As a separate point on ensoulment of identical twins, how many souls were there before the fetus split up? Were there two souls at conception because there would be two fetuses eventually, sort of pre-ordained, even though it has not happened yet? Or was there only one soul, which split up into two souls when the fetuses split up? Or was there only one soul which continued after the split, with another soul starting its existence from the split - meaning, there are an elder and a younger sibling souls metaphysically when both fetuses have identical physical age?


I know this sounds convoluted but I hope I have adequately represented Aquinas's line of reasoning had he the benefit of knowledge about twinning and fetus-in-situ that only became available after his time. I have left the questions unanswered, not being equipped with Aquinas's mind. Still, it seems obvious that the Summa would have been a much thicker tome if Aquinas had access to the scientific knowledge of today, in this field and in others.

Conclusion

Should philosophy return to its roots of being integrated into other bodies of knowledge, informing and being informed by developments in research anywhere? Should our understanding of theology, the science of God, be contextual and conditional on our comprehension of science and theology being aligned with each other? If so, would Thomistic or any other forms of philosophy and theology benefit from being revisited from time to time in dialogue with the wisdom of the contemporary community? Not to be undermined, but to relate to modern minds educated with textbooks of today. Or should philosophy and theology, which study an atemporal God, also be atemporal and be totally insulated from our developing understanding of other bodies of knowledge?


This inquiry does not presume that Thomistic philosophy is mistaken, nor that empirical science determines theological truth.

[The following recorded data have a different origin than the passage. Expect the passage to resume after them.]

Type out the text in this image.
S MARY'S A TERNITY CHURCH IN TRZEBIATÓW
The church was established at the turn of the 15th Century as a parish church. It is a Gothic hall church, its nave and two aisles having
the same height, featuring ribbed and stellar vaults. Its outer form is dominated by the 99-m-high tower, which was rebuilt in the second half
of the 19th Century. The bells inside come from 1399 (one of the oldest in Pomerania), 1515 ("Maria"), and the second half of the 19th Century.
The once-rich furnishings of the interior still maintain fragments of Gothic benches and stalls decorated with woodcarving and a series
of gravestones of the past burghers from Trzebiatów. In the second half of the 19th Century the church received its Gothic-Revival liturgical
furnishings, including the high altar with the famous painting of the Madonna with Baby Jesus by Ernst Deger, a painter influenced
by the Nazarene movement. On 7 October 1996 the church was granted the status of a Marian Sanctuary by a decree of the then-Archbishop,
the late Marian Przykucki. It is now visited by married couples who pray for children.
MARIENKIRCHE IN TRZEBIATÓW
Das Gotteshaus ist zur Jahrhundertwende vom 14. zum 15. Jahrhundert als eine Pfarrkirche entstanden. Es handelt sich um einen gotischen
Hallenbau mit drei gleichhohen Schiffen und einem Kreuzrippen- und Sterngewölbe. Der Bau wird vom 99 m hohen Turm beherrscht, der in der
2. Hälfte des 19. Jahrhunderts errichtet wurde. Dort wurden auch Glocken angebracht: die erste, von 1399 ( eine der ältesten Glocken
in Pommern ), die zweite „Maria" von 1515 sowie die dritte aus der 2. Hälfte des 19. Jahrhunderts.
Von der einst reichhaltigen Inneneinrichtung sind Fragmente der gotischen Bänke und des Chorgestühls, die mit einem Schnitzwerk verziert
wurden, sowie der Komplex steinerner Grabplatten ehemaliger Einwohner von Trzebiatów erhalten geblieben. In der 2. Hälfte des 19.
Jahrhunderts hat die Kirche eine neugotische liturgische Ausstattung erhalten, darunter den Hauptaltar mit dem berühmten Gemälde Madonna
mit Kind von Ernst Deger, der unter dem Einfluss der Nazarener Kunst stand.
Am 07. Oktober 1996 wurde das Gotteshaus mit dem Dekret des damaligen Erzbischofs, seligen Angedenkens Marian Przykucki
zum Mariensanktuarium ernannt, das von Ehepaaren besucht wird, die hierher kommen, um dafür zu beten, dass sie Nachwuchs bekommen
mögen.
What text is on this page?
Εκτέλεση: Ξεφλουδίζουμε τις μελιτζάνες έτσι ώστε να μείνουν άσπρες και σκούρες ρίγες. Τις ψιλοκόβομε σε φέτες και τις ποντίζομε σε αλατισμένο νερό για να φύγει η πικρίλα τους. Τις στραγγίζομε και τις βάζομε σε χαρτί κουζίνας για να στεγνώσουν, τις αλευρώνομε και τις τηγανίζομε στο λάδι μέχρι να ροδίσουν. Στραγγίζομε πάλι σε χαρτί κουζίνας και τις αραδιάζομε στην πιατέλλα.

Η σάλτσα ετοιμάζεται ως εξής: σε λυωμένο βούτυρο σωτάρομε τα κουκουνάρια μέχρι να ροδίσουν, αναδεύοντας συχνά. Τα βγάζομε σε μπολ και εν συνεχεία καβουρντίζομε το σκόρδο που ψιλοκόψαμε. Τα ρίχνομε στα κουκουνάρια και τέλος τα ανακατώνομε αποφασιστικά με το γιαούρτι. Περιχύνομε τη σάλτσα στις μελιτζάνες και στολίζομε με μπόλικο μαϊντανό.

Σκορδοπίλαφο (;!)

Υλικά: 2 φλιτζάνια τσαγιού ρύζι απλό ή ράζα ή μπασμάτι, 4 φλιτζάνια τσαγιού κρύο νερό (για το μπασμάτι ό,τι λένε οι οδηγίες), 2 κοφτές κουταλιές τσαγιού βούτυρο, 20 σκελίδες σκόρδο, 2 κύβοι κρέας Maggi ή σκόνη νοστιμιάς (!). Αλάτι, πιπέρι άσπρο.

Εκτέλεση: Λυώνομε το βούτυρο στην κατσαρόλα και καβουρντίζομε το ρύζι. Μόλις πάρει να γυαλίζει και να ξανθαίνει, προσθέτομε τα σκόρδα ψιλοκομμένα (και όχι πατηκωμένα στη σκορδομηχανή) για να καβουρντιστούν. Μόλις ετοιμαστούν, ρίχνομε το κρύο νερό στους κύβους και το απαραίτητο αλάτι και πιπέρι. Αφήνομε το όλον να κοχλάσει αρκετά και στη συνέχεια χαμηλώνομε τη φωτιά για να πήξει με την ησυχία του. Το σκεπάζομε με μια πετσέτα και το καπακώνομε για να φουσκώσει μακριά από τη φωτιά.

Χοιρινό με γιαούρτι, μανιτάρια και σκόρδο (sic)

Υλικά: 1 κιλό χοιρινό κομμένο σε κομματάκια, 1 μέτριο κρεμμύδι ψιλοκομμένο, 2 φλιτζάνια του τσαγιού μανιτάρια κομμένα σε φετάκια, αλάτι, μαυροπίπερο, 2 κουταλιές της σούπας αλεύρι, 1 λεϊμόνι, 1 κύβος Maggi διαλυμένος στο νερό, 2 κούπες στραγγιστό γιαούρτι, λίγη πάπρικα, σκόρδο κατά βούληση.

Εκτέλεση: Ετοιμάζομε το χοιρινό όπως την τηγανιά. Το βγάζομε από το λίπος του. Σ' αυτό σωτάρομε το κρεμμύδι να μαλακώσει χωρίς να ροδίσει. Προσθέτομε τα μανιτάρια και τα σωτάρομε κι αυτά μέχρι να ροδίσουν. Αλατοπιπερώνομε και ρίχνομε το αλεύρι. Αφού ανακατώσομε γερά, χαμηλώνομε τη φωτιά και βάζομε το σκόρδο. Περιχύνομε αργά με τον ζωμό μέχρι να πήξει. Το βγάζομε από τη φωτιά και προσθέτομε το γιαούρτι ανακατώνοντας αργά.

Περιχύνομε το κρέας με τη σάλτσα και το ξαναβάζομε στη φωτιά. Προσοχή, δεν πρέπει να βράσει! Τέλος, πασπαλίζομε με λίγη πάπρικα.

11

Aquinas has reasoned coherently within the limits of the empirical evidence available to him at his time: an understanding of biology unaware of cells, evolution, human-like traits in non-human animals and a far more complex taxonomy of life forms. Rather, it deliberately raises, rather than resolves, the question of how Aquinas' careful wording, or even conclusion, would have unfolded with modern understanding of biology being continuous gradations, as in our day, rather than discrete categorisations, as in his? The questions raised here arise precisely from this shift in scientific understanding, not from seeking to abandon his philosophical reasoning.


To refuse such questions out of fear of unsettling established categories risks rendering moral theology frozen in archaic understanding and conceptually brittle, not philosophically living and learning. Aquinas himself engaged deeply with the science of his time; fidelity to his method may therefore require ongoing dialogue with our time. A theology confident in the robustness of its reasoning need not fear a deeper understanding of how the physical and living world actually works. It would speak carefully to contemporaries in the language of contemporary understanding and, by contrast, honours the Thomistic commitment to reason, coherence, and truth, wherever that truth may be found.